Just wondering if the quarterly result season could be used as the trigger for the sell off to come. By the way, what do you think will happen on Tuesday, Al? Will markets fall if Greece breaks out or do you think it is already factored into the price action in place currently?
The Emini wants to fall because it is so overbought, and a news event will start the selling. It is just like sprinters in starting blocks wanting to run, but they have to wait for the gun to go off.
The markets have fallen many times in the past after a bad earnings report for a single company (this happened with MSFT a few years ago). However, the reason that they will fall is technical. Bulls have stops far away. The evolution into the weekly trading range is in part due to bulls reducing their position size. They have to because no firm is willing to allow the risk to grow forever.
Once there is a strong enough bear breakout for any reason, it might be enough to change the psychology. Traders will suddenly start talking about how overbought the market is. What they are saying is that they only want to buy TBTL (Ten Bars, Two Legs) lower, and they are talking about the highest time frame that has the pattern. This is the weekly or monthly chart. This means that a lot of traders will only consider buying after at least 10 weeks or even 10 months of sideways to down.

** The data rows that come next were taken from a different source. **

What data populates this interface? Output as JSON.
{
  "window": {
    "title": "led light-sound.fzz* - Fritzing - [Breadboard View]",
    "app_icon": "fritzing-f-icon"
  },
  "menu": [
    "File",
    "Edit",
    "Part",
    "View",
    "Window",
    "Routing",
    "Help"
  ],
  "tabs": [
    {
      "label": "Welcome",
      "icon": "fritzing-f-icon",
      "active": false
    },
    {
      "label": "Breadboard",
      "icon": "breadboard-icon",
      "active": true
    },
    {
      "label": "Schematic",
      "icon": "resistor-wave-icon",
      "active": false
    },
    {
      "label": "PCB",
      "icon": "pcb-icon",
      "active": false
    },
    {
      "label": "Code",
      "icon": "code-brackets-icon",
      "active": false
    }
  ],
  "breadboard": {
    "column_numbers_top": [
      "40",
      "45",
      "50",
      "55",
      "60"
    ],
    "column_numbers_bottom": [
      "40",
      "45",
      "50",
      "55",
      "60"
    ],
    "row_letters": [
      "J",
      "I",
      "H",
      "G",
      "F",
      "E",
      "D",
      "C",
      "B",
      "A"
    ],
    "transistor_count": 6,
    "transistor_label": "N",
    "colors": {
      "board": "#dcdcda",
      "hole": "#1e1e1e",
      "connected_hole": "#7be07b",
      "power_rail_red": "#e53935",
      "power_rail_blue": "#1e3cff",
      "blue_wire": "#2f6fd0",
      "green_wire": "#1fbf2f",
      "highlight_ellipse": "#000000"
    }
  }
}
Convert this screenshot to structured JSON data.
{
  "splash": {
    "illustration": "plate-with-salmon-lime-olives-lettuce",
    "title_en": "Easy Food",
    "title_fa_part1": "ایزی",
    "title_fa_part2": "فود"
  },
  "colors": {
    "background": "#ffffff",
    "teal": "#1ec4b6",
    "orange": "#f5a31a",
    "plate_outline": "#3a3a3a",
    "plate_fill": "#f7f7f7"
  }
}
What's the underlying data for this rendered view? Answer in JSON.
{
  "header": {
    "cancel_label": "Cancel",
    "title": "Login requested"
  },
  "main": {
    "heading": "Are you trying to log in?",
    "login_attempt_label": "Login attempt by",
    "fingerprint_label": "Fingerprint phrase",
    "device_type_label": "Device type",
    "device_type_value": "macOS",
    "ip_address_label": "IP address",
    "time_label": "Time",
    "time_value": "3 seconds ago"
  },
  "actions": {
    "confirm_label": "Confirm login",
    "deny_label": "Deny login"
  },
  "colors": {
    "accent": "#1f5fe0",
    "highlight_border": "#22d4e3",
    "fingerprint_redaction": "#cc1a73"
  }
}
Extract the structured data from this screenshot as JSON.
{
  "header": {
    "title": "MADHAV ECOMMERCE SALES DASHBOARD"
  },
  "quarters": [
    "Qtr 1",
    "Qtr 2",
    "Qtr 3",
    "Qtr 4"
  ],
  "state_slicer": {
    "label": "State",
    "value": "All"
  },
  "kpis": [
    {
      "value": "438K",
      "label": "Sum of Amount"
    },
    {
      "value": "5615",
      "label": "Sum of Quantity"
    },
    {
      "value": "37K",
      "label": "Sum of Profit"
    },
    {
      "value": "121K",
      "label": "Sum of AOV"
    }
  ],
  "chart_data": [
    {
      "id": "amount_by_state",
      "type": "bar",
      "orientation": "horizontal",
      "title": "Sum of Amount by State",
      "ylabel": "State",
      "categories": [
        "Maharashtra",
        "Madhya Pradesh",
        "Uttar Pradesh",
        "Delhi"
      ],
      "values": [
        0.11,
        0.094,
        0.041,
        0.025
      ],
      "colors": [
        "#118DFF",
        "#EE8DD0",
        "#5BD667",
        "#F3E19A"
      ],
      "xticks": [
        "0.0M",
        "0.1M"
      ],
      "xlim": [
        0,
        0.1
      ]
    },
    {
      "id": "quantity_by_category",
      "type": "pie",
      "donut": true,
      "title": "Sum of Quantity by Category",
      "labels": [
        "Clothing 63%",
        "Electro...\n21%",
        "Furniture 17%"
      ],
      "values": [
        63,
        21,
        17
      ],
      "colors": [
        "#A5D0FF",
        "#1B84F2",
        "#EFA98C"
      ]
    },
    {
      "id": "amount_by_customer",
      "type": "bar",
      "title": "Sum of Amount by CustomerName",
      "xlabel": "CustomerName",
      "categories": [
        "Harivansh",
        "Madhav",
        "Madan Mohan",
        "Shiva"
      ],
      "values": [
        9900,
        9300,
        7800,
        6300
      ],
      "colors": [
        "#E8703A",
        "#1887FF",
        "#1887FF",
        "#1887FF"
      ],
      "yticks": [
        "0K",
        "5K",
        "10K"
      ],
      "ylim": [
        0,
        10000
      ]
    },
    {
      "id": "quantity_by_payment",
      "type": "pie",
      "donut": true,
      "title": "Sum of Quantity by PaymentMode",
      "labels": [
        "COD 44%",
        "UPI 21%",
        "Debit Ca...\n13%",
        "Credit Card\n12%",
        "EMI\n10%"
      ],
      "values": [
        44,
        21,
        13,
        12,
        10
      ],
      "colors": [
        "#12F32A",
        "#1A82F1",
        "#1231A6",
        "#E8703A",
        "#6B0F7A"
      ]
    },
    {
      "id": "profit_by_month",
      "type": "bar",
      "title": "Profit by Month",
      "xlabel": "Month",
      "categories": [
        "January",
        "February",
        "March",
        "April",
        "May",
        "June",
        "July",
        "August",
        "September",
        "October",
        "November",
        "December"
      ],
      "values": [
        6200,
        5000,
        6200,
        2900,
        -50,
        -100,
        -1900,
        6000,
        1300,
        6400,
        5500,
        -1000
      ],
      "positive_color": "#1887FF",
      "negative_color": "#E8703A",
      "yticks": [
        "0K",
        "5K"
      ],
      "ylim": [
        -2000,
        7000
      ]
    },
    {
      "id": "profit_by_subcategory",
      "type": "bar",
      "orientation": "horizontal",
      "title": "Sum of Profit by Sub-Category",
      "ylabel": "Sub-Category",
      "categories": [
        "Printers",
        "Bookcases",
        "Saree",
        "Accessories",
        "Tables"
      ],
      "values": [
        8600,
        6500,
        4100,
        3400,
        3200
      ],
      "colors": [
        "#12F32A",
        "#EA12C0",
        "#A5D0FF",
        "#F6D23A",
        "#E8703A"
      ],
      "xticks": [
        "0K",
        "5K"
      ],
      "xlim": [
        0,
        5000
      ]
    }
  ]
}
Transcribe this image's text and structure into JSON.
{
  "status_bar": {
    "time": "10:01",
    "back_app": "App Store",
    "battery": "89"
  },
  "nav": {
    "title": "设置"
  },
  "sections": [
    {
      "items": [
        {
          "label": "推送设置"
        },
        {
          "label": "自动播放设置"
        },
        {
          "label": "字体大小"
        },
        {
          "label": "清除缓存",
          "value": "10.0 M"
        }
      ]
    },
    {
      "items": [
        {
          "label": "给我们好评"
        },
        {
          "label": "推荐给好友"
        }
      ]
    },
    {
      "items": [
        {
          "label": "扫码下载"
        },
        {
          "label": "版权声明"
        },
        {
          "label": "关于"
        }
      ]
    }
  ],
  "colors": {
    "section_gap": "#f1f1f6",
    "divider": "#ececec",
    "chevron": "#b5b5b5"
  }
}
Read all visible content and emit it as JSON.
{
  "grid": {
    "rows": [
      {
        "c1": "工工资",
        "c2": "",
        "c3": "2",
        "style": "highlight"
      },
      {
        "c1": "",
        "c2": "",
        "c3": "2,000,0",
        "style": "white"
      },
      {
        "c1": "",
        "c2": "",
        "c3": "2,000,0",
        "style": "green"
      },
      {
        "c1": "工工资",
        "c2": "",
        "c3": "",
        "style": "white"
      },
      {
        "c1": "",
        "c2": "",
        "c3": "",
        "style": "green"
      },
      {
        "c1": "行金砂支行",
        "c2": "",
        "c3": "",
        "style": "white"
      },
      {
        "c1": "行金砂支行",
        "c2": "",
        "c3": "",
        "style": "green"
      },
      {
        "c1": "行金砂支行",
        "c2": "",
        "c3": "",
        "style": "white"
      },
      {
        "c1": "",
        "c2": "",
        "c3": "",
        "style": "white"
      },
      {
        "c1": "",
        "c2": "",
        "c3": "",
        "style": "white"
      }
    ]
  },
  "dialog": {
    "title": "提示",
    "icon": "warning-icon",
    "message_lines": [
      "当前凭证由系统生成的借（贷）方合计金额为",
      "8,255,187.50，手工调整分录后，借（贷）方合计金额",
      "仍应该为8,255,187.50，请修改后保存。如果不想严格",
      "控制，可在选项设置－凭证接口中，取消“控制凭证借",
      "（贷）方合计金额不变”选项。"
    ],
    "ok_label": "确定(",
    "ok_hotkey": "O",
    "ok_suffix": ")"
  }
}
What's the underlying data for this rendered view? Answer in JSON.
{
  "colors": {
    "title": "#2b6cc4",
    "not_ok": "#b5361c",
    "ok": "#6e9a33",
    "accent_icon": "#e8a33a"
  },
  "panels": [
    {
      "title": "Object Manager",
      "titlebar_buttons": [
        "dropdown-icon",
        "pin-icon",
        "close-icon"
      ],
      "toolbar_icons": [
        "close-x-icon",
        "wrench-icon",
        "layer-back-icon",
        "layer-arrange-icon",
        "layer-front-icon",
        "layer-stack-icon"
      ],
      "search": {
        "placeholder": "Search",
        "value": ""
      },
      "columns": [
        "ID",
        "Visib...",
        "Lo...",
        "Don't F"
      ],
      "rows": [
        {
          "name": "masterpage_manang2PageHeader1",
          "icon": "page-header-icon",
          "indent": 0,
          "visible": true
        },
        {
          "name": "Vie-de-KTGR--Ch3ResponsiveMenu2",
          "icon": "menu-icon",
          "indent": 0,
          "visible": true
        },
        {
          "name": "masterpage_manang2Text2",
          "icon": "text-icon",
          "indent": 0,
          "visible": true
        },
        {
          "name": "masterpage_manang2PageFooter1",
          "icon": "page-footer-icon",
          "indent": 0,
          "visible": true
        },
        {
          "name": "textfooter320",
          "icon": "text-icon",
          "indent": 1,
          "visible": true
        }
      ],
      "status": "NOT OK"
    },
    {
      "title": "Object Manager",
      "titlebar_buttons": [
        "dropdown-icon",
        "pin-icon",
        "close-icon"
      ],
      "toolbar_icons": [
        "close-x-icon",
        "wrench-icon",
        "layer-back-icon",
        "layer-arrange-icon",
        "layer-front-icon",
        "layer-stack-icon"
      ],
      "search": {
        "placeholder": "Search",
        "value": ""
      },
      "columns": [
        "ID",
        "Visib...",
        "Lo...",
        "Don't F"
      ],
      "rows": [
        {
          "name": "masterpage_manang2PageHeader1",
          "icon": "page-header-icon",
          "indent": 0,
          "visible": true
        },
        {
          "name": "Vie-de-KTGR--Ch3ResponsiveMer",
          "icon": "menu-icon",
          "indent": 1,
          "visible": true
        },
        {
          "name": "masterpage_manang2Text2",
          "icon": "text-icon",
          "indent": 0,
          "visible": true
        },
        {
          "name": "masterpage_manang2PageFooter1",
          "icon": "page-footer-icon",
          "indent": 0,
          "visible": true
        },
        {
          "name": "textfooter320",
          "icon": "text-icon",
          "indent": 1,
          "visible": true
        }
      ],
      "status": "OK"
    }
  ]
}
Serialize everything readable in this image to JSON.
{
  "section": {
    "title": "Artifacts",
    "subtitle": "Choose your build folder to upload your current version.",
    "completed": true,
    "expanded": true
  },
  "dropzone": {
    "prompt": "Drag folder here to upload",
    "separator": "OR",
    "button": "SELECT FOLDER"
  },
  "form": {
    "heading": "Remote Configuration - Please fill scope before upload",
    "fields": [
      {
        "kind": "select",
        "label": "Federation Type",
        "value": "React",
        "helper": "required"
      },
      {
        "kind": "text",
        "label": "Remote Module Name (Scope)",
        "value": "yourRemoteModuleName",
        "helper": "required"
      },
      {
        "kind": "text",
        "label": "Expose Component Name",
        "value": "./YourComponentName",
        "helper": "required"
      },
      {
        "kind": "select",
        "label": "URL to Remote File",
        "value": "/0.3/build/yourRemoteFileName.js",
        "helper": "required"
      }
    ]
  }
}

If they are finally taking profits after several years, they are not going to want to buy again a couple of weeks later. They will give the market at least 10 bars to see just how deep the reversal will be. If it then begins to stabilize, they will start to buy again. If the selloff is closer to 20% instead of 10%, the Emini might then enter a trading range that could last for more than a year.
Hi Al,
I appreciate the reminder that “Price Action” will always trump/precede the news. I did some research on the 87 crash last night, it seems Paul T Jones sent a message to George Soros of the impending correction to come (one week before it happened) The day of the selloff was not out of the blue there were many bear candles first. “Ding” the light bulb should have come on for many … maybe only those that did your course. I’ve analysed all major indicies weekly and daily and price weakness is apparent. However when I point this out to fellow traders they are discounting my thoughts and saying, “stop being a bear”. While this is initially discouraging, and has stopped me taking trades in the past. I won’t be making that mistake again. In fact in future I should really keep things to my self.
I went totally flat on the Friday before the crash. Even though I was just starting out, I had a sense that the selling was very unusual, and I was afraid of what might happen (and did happen) on that Monday. Several others talked about a possible crash during the week before (Elaine Garzarelli and Marty Zweig were two whom I saw discuss it).
Many thanks for your deep insight, Al, as usual. I will get ready.